Par ailleurs, faut se dire aussi que le téléspectateur ou cinéphile n’est pas dupe. Il est beaucoup plus intelligent qu’on ne le croit. Il parvient à donner un sens même à quelque chose qui n’a pas de sens. C’est dire la force créatrice du cerveau humain. Justement, ce que je m’efforce d’entreprendre depuis peu avec mes films est d’encourager le téléspectateur ou le cinéphile à compléter l’histoire lui-même, dans sa tête, juste en lui donnant des indices pour que son vécu et son intelligence puissent combiner le tout et donner un sens unique à l’histoire. J’évite quand même de lui imposer un exercice mental lourd et pénible.

Les thèmes qui m’aiment

Je crois que ce n’est plus un secret pour ceux qui connaissent mes films que j’aime bien traiter le thème du sacrifice. J’essaie autant que possible de montrer que très souvent le fait de consentir à des sacrifices nous mène à un autre état et qu’en se soumettant à ce statut de “selflessness” on est bien souvent gagnant. Ma croyance en Dieu me pousse constamment à trouver des histoires où les idées et les questions métaphysiques font souvent surface mais sont vite résolues grâce au deus ex machina. Mais ce qui me donne le “drive” lors du tournage d’un film ce sont surtout les défis que j’essaye systématiquement de relever. Pour Tanga c’était celui de travailler avec des enfants, pour Eros il s’agissait en fait de m’éloigner de Tanga et de m’inscrire dans une science-fiction ; Rouzblézonnver, il était question ici d’apporter une touche novatrice à ma façon de diriger mes acteurs et avec Once Upon A Train de faire revivre l’époque du train.

“Once Upon A Train”

Dernier film en date : Once Upon A Train, récemment en sélection officielle au Festival International de Clermont-Ferrand en France. Je me suis donné beaucoup de peine et j’ai pris plaisir à réaliser ce film.
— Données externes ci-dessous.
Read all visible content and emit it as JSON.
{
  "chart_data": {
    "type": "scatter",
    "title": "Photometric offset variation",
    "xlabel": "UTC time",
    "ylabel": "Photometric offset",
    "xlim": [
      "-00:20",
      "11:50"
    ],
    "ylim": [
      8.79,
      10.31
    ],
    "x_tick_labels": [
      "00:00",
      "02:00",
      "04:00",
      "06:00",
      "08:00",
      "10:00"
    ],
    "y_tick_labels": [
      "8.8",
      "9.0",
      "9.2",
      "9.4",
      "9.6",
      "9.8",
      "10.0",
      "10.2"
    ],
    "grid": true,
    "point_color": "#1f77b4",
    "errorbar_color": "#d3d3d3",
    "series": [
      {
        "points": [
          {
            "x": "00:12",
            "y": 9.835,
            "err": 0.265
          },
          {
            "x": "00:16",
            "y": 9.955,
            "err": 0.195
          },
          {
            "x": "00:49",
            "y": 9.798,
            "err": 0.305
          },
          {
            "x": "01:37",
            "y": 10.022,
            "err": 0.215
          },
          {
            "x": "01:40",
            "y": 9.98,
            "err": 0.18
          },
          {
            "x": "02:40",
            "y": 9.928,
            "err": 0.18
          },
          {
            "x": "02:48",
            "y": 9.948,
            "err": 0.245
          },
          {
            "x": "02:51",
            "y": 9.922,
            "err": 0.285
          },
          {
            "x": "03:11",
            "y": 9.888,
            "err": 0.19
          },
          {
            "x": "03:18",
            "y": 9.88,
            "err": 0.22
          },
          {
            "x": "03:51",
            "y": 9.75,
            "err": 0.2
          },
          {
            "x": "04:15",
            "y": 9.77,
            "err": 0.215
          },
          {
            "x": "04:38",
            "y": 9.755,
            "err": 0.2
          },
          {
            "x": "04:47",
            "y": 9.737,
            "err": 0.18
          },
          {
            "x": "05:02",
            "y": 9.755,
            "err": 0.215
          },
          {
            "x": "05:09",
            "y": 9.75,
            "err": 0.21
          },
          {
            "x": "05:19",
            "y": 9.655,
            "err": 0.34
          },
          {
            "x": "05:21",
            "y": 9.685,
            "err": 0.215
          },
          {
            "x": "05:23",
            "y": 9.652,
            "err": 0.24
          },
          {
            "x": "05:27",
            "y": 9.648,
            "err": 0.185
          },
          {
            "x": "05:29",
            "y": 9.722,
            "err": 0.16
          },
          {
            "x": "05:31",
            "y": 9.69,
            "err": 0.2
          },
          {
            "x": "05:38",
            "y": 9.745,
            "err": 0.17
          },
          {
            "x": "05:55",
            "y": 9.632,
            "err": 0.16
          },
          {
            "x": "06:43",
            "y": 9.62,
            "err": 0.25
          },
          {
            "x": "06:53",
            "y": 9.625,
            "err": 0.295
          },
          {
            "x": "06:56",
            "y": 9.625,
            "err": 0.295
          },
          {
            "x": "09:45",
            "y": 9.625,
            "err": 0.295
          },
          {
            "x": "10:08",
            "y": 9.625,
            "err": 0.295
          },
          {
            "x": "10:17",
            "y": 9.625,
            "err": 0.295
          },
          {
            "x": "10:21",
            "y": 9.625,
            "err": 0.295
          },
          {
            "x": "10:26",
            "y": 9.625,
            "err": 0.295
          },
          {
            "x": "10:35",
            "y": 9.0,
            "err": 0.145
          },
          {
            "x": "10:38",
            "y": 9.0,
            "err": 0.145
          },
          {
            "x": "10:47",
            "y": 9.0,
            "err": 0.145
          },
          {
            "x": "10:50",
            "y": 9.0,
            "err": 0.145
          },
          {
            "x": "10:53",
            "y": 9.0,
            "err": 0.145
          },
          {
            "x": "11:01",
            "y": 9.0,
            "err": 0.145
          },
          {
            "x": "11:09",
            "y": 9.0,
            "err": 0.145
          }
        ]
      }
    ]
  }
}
D’abord beaucoup de peine parce que moi qui suis habitué à tourner des courts métrages avec des scripts, je me retrouvais à sortir avec ma caméra sans savoir ce que j’allais filmer réellement. Et c’était encore plus pénible quand j’étais dans la brousse ou dans la boue, au soleil ou sous la pluie, à filmer les ruines et à retracer la route des chemins de fer. A ce moment précis on ne peut que réaliser que le cinéma n’est pas une affaire de paillettes et de tapis rouge, c’est oser et aller vers l’inconnu, c’est se faire piquer par des insectes ou se fouler la cheville, se faire attaquer par des chiens tout en protégeant son matériel. Un peu comme à la guerre... et voilà que je retrouvais finalement la sensation d’être un commando avec ma caméra, rampant, grimpant, sautant dans la boue à l’attaque des images. En effet, réaliser des films, c’est comme partir au combat... et souvent on ne sait pas si l’on en sortira vivant. Cependant, j’ai particulièrement aimé le tournage de ce film car l’idée de le construire au fur et à mesure que je récupérais des images me fascinait. Les idées me venaient facilement et tout prenait place presque sans encombre pendant le tournage. En ces moments-là je me dis que Dieu existe, forcément, car tout finit par s’ajuster et devenir cohérent et précis à chaque tournage. On me le dit très souvent que l’énergie que je mets dans un tournage plaît certainement à Dieu et c’est pour cela qu’Il me vient en aide. Le réel plaisir a été de trouver l’idée de faire évoluer en parfaite symbiose et originalité la partie documentaire et celle de la fiction. Sans basculer nonchalamment dans des reconstitutions des faits, mais en cherchant dans mon imaginaire comment l’existence du train se vivait à l’époque de nos “gran dimounn”.